Skala dan kengerian serangan 7 Oktober yang belum pernah terjadi sebelumnya adalah hal yang sama.
Setahun yang lalu, militan di bawah kepemimpinan Hamas, yang ditempatkan di Jalur Gaza, menyerang Israel selatan, membunuh sekitar 1.200 orang, melukai banyak orang, dan menculik sekitar 250 orang.
Hamas diakui sebagai organisasi teroris oleh Amerika Serikat, Kanada, dan Uni Eropa.
Sebelumnya, pemerintahan Biden menjauhkan diri dari pemerintahan Perdana Menteri Israel Benjamin Netanyahu karena anggotanya yang radikal anti-Arab dan anti-demokrasi rasis. Netanyahu juga telah mengambil keuntungan dari politik partisan AS dalam beberapa tahun terakhir, secara terbuka mendekati Partai Republik dan menolak untuk tetap netral dalam politik Amerika dibandingkan dengan kebijakan yang biasa dilakukan Israel.

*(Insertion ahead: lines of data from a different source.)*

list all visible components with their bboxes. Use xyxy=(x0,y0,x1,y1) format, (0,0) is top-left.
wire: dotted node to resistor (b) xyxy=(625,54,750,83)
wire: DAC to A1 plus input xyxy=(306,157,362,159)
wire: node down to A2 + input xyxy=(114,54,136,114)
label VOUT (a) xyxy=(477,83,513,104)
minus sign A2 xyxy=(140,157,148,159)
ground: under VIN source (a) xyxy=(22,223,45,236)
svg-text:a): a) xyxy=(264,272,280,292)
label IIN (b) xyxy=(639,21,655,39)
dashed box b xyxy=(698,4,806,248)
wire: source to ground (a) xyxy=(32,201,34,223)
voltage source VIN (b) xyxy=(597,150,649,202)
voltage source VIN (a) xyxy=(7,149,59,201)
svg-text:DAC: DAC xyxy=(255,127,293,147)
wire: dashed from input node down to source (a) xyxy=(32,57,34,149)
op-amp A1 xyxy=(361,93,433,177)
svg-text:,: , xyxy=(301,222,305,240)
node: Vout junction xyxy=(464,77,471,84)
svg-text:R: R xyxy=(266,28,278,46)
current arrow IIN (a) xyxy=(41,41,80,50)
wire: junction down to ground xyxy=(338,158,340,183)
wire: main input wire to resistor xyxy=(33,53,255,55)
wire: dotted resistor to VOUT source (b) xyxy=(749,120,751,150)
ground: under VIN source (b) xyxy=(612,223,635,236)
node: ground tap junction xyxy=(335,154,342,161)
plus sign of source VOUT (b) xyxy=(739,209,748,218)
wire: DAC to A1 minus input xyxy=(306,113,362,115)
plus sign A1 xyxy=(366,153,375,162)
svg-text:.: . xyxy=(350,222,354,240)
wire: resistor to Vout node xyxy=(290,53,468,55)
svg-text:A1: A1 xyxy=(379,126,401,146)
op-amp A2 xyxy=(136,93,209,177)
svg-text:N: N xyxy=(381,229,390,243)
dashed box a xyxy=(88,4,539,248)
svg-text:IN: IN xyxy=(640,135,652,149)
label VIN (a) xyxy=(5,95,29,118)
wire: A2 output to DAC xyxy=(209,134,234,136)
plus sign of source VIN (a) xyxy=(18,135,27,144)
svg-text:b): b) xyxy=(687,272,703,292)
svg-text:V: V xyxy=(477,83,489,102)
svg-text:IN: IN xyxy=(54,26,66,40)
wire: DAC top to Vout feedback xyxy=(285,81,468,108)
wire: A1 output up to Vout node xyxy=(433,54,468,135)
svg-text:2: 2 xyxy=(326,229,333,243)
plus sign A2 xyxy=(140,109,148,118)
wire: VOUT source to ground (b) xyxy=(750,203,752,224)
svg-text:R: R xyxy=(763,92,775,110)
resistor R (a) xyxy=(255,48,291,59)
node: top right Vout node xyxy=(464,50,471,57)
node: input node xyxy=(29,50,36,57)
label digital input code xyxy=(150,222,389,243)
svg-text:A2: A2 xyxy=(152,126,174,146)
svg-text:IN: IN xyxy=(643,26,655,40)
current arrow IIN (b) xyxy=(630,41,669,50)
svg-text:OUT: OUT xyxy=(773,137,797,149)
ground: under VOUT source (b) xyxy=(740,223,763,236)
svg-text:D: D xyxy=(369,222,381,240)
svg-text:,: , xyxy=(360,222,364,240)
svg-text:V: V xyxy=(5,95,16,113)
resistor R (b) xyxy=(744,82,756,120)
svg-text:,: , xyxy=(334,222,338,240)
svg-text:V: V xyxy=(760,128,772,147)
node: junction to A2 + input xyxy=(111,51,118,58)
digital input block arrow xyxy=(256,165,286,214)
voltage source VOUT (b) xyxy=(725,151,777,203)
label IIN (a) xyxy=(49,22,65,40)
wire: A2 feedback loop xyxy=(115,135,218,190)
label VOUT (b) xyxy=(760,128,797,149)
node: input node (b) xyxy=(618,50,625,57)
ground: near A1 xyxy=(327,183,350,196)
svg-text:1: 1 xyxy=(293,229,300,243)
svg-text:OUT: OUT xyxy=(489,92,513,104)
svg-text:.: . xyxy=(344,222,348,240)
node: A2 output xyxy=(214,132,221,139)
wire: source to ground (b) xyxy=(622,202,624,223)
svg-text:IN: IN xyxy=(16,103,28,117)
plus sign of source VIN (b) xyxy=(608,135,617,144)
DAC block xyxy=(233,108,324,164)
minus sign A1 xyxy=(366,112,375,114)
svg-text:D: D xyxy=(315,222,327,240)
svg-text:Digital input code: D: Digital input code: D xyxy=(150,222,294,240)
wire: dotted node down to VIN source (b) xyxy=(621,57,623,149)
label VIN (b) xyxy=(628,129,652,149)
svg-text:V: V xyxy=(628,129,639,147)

Setelah 7 Oktober, ada dukungan dari Amerika Serikat. Presiden Biden menaiki Air Force One untuk menjanjikan dukungan Amerika. Menteri Luar Negeri AS Anthony J. Blinken, yang menganut agama Yahudi, melakukan 10 perjalanan ke Israel selama beberapa bulan, mencoba mengatasi kekhawatiran dan mengekang potensi kekerasan.
Netanyahu tampaknya telah membaca tanggapan awal pemerintah sebagai dukungan menyeluruh terhadap serangan terbuka terhadap Gaza. Menurut pihak berwenang Gaza, lebih dari 41.000 warga Palestina tewas dalam serangan ini. Para pejabat tidak membedakan antara kematian warga sipil dan kombatan.
“Israel pada dasarnya melihat ini sebagai lampu hijau,” kata Stephen Cook, peneliti senior Timur Tengah di Dewan Hubungan Luar Negeri.
Pada saat yang sama, masyarakat Israel, terutama Netanyahu, lebih tahan terhadap tekanan dan saran dari pemerintahan Biden ketika berurusan dengan Palestina dan potensi ancaman keamanan lainnya, serta lebih mandiri.
“Selama jangka waktu tertentu, masyarakat Israel menjadi yakin bahwa pemerintah tidak memberikan mereka nasihat yang baik. [and] mereka bertekad untuk… mengubah aturan mainnya,” kata Cook.
Netanyahu menjadi lebih berani, berulang kali mengakali dan menyesatkan para pejabat AS, menurut orang-orang yang mengetahui pembicaraan tersebut, yang bertujuan untuk mengakhiri permusuhan dan membebaskan sandera Israel.
Setelah menghancurkan sebagian besar wilayah utara dan tengah Gaza, Israel berjanji kepada para pejabat AS bahwa mereka tidak akan melakukan hal serupa di kota selatan Rafah, tempat jutaan warga Palestina mengungsi.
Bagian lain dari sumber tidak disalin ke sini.